Hasretler ise, yaşadığımız ve hissettiğimiz,,, Sıcak bir yudum çay gibi, içimizi yakıyor.
Bu sabah Can Dündar ve Erdem Gül’ü hissettim. Tecrit edilmiş bir hayatın, bir ömür silinmeyecek izlerini. Ve beni böyle acıtan hikayenin annelerin, çocukların ve sevdaların yüreğini nasıl acıtacağını.

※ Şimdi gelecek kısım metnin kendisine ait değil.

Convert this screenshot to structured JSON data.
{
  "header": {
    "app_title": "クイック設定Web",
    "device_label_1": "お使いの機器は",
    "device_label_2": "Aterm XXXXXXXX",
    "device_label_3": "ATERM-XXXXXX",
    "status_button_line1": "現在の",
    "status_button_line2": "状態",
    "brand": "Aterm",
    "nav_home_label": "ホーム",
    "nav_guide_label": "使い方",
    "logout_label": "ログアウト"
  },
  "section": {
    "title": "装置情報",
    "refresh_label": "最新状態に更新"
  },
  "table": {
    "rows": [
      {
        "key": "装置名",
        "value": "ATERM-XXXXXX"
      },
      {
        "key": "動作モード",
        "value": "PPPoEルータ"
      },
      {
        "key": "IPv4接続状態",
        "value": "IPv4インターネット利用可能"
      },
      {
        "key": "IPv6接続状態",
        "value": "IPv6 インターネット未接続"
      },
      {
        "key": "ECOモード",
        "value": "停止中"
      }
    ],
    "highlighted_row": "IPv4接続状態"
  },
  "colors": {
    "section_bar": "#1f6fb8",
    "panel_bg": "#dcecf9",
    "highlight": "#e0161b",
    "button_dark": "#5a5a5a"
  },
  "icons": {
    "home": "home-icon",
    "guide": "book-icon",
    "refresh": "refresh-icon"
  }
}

Tıpkı ülkemin önce hain, sonra kahraman ilan ettiği düşünen nice insanları gibi. Ya da kül olmuş, taş olmuş, bedenleri hep aynı yaşta kalan yitirdiklerimiz gibi.
“
sen bu şiiri okurken
ben belki başka bir şehirde
olurum
kötü geçen bir güzü
ve umutsuz bir aşkı anlatan
rüzgarla savrulan
kağıt parçalarına yazılmış
dağıtılmamış
bildiriler gibi
uzun bir yolculuğa hazırlanan
yalnız bir yolculuğa
çünkü beyaz bir gemidir ölüm.. “ / Behçet Aysan
Namık Somel /Aralık 2015 Pazartesi / Trabzon /
namiksomel.blogspot.com
Notlar:
Kitap Ağacı Trabzon grubu, bu ay Stefan Zweing okuyor. Üç öykü (ya da kısa roman) seçildi. Satranç, Korku ve Amok Koşucusu. Ben ilk ikisini okumuştum. Sapiens ‘le boğuşurken, Amok Koşucusu bir soluk verecek bana.
Bu arada bugün tatiliz biz. Kış ayları pazar günü çalışınca, pazartesi sendromu yaşamıyoruz.